Sheep Farming in Predator Country

by Paul White

Never let anyone tell you that it's not possible to farm with sheep in predator country because it is. Shepherds and herdsmen have been grazing livestock in Transylvania for centuries and without fences. The big difference here is that sheep never graze on open ground alone. Shepherds are always present with the support of their livestock guardian dogs (LGD) to instantly counter threats from predators.

Livestock Guardian Dog (LGD) ever watchful for predators

This was far from a typical day as normally I would be down there in one of those snow covered houses trying to keep warm. It was well below freezing, but rather than sit around the house I decided to take a trip into the foothills with Bandi, one of the many shepherds that live in the village. Usually I visit Bandi in fair weather during the grazing season which covers spring, summer and autumn. So this winter grazing trip was a first for me.

Bandi preparing for some winter grazing

This is not 'one man and his dog', but more one man and his pack! Bandi had chosen five dogs for the several hours of grazing planned in the surrounding hills. Several points have to be considered before deciding which and how many dogs to take.

Predator burden - This area of the eastern Carpathians has a high predator burden for shepherds. The greatest threat comes from wolves and bears, so more LGDs are required to protect sheep. In winter when food is scarce, wolves move down from the surrounding hills and forests. They usually prey on wild boar and deer, but in winter often target stray dogs from villages. There is also the expectation that bears are hibernating in winter, but not all, especially if there is a food source available. Bears scavenge from bins and passing motorists, but equally both predator species will take sheep if not adequately protected.

Flock size - obviously the more sheep you have to watch and protect the more LGDs you need. All dogs are different and their skills, personalities, strengths and weaknesses must all be considered by the shepherd when choosing which dogs to take with him. Seniors obviously have more experience and knowledge but may not be as fit and agile as the juniors. The oldest dog with us was twelve years old, an incredible age for such a large dog. Although fit and healthy, it stuck close to the shepherd and the sheep. So did two other dogs whilst the remaining two acted as 'outriders' checking the ground surrounding the flock, especially bushes and trees that offer cover for predators.

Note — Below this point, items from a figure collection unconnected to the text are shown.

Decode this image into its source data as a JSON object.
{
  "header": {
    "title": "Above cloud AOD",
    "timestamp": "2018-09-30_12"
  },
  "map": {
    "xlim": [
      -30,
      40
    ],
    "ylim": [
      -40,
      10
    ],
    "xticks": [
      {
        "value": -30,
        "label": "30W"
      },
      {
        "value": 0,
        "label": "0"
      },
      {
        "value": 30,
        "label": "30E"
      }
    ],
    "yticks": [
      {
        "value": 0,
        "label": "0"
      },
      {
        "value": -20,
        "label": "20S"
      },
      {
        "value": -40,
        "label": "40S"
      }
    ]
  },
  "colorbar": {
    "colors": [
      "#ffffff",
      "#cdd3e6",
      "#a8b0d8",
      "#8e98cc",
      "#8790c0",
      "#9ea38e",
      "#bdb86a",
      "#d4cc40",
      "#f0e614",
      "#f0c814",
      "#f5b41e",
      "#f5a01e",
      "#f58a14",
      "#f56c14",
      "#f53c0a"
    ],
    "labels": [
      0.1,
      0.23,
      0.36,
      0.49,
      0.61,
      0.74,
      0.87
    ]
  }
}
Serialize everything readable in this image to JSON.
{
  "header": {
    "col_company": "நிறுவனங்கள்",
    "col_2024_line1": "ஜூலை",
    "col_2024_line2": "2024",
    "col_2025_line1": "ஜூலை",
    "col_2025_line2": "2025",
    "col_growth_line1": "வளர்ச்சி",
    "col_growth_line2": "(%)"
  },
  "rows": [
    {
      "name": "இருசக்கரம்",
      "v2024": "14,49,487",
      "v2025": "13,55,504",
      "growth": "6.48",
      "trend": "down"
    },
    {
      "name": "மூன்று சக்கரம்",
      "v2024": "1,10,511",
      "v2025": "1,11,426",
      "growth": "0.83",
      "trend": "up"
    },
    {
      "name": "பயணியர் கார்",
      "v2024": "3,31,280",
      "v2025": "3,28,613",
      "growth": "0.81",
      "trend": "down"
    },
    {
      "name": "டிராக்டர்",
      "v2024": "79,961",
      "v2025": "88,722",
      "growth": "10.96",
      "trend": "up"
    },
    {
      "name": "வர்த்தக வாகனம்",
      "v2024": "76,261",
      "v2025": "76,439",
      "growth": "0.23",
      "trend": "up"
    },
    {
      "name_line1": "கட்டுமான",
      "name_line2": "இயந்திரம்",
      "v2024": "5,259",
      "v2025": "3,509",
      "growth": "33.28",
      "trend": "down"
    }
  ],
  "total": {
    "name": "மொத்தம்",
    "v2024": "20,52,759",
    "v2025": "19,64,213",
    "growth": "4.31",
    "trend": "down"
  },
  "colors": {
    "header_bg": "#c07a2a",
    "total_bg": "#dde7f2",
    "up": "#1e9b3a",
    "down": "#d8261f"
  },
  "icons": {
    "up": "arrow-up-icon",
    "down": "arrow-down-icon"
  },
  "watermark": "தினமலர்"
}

It is important to say that here there is never a scenario of a shepherd working with one dog. A single dog is no match for a wolf or bear. Dogs are only effective when working in cooperation with others, so two is always the minimum number.

Moving the sheep uphill

Livestock guardian dogs do not drive sheep, they integrate with them and surround the flock to protect them. If a bear or wolf attacks then these dogs will put their lives on the line to repel the predator.

As soon as the dogs and sheep left the village they all knew the routine and made their way uphill along a track which connects with one of several communal meadows that surround the village. I followed taking photos and noted that there was little verbal communication between the shepherd and his dogs. There was no need really as the dogs knew what to do and the sheep knew where to go.

LGD's following sheep

Obviously there's not the same amount of grass available compared to summer but the sheep did find some morsels to eat amongst the snow. However, these winter excursions are not just about nutrition as the sheep are given plenty of winter feed in large barns. This is also about exercising the animals, especially the dogs as the winter here can be very long, often extending from November to April.